Simple Machine Learning for Programmers: Beginner’s Intro to Using Machine Learning, Deep Learning, and Artificial Intelligence for Practical Applications

Simple Machine Learning for Programmers: Beginner’s Intro to Using Machine Learning, Deep Learning, and Artificial Intelligence for Practical Applications

English | 2018 | 58 Pages | EPUB, AZW3 | 10 MB

Machine Learning for Beginners
This book is an experiment for me.
After years of teaching successful deep learning and machine learning courses online, I’ve come to notice a few patterns.
One of them is that a large subset of students just RUN AWAY at the sight of math.
This is somewhat problematic since machine learning is essentially applied math (e.g. instead of just writing down equations you’re programming the equations into a computer in order to perform some useful task).
A lot of students have asked me, “Lazy Programmer, is it possible to learn machine learning with an API?”
Indeed, in programming, the idea that you can have abstractions for different components in a large system is a very powerful concept.
It means that instead of having to understand every single line of code in great detail, you instead trust that other programmers, all building their respective components, have completed their respective piece of the puzzle.
An API is a contract. It says, “You give me this, and I promise to give you this back.”
It allows you to focus on writing your part of the system only, since you trust that everyone else has performed their jobs correctly.
This book is an experiment to see how well students can learn some of the basic concepts in machine learning, without having to do any math or theoretical work.
If you are a programmer that wants to learn machine learning by taking the “API approach”, then this book is perfect for you.
I have courses totaling over 100 hours of math, algorithms, and theory. If that’s what you’re looking for, this is not it.
In this book, we’re going to learn how to solve practical problems using machine learning. We’re even going to see how to apply a simple deep neural network without having to understand how they work mathematically.
We’re going to make heavy use of the Numpy Stack:

  • Numpy
  • Scipy
  • Matplotlib
  • Pandas
  • Scikit-Learn

Another goal of this book is to prepare you to learn more advanced topics. One such topic is Natural Language Processing (NLP). Essentially, NLP is the application of machine learning to text.
A common pattern I saw in students was that they were often trying to tackle NLP, without knowing about machine learning in the first place!
This leads to all sorts of weird misconceptions and incorrect assumptions. You can’t apply something if you don’t what that something is.
Of course, undue frustration is the result.
Until now, I had no place to point these students towards, in order to learn the basics of machine learning.
The problem with most other resources out there is that they try to make machine learning sound as complex as possible.

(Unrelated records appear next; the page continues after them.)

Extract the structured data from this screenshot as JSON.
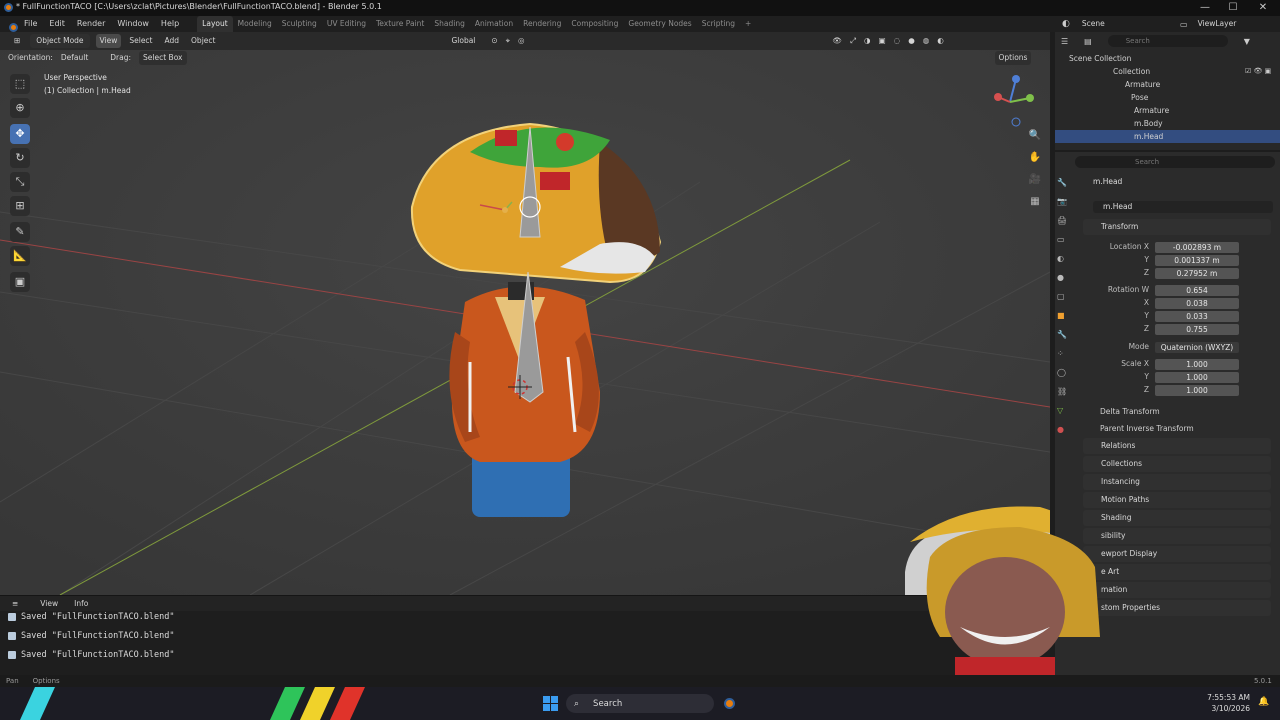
{
  "title_bar": {
    "title": "* FullFunctionTACO [C:\\Users\\zclat\\Pictures\\Blender\\FullFunctionTACO.blend] - Blender 5.0.1",
    "minimize": "—",
    "maximize": "☐",
    "close": "✕"
  },
  "menu": {
    "items": [
      "File",
      "Edit",
      "Render",
      "Window",
      "Help"
    ]
  },
  "workspaces": [
    "Layout",
    "Modeling",
    "Sculpting",
    "UV Editing",
    "Texture Paint",
    "Shading",
    "Animation",
    "Rendering",
    "Compositing",
    "Geometry Nodes",
    "Scripting",
    "+"
  ],
  "scene": {
    "label": "Scene",
    "view_layer": "ViewLayer"
  },
  "viewport_header": {
    "mode": "Object Mode",
    "menus": [
      "View",
      "Select",
      "Add",
      "Object"
    ],
    "transform_orientation": "Global",
    "options": "Options"
  },
  "tool_header": {
    "orientation_label": "Orientation:",
    "orientation_value": "Default",
    "drag_label": "Drag:",
    "drag_value": "Select Box"
  },
  "viewport_overlay": {
    "perspective": "User Perspective",
    "collection_info": "(1) Collection | m.Head"
  },
  "info_editor": {
    "header_menus": [
      "View",
      "Info"
    ],
    "log_lines": [
      "Saved \"FullFunctionTACO.blend\"",
      "Saved \"FullFunctionTACO.blend\"",
      "Saved \"FullFunctionTACO.blend\""
    ]
  },
  "outliner": {
    "search_placeholder": "Search",
    "rows": [
      {
        "label": "Scene Collection",
        "indent": 1,
        "selected": false
      },
      {
        "label": "Collection",
        "indent": 2,
        "selected": false
      },
      {
        "label": "Armature",
        "indent": 3,
        "selected": false
      },
      {
        "label": "Pose",
        "indent": 4,
        "selected": false
      },
      {
        "label": "Armature",
        "indent": 4,
        "selected": false
      },
      {
        "label": "m.Body",
        "indent": 4,
        "selected": false
      },
      {
        "label": "m.Head",
        "indent": 4,
        "selected": true
      }
    ]
  },
  "properties": {
    "search_placeholder": "Search",
    "object_name": "m.Head",
    "object_datablock": "m.Head",
    "transform_label": "Transform",
    "location": {
      "label": "Location X",
      "x": "-0.002893 m",
      "y": "0.001337 m",
      "z": "0.27952 m"
    },
    "rotation": {
      "label": "Rotation W",
      "w": "0.654",
      "x": "0.038",
      "y": "0.033",
      "z": "0.755"
    },
    "mode": {
      "label": "Mode",
      "value": "Quaternion (WXYZ)"
    },
    "scale": {
      "label": "Scale X",
      "x": "1.000",
      "y": "1.000",
      "z": "1.000"
    },
    "axis_labels": {
      "x": "X",
      "y": "Y",
      "z": "Z"
    },
    "subpanels": [
      "Delta Transform",
      "Parent Inverse Transform"
    ],
    "panels": [
      "Relations",
      "Collections",
      "Instancing",
      "Motion Paths",
      "Shading",
      "sibility",
      "ewport Display",
      "e Art",
      "mation",
      "stom Properties"
    ]
  },
  "status_bar": {
    "left": [
      "Pan",
      "Options"
    ],
    "version": "5.0.1"
  },
  "taskbar": {
    "search_placeholder": "Search",
    "time": "7:55:53 AM",
    "date": "3/10/2026"
  },
  "colors": {
    "selection": "#4772b3",
    "outliner_selected": "#334d80",
    "x_axis": "#c94a4a",
    "y_axis": "#8ab04a",
    "taco_shell": "#e0a12a",
    "hoodie": "#c9571d",
    "jeans": "#2f6fb3"
  }
}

They aim to make machine learning sound almost magical.
They too make use of APIs, but they treat the code like a magic spell rather than trying to truly understand what machine learning does.
I prefer the realistic approach.
Instead of making machine learning sound magical, I want to make machine learning sound as dumb as possible. In fact, I’m going to demonstrate to you that it’s nothing more than a geometry problem.
This is real intuition.
Instead of doing magic, you can use basic spatial reasoning skills to understand machine learning, and this puts you in a much better place to actually implement machine learning algorithms – the next step in becoming a machine learning master.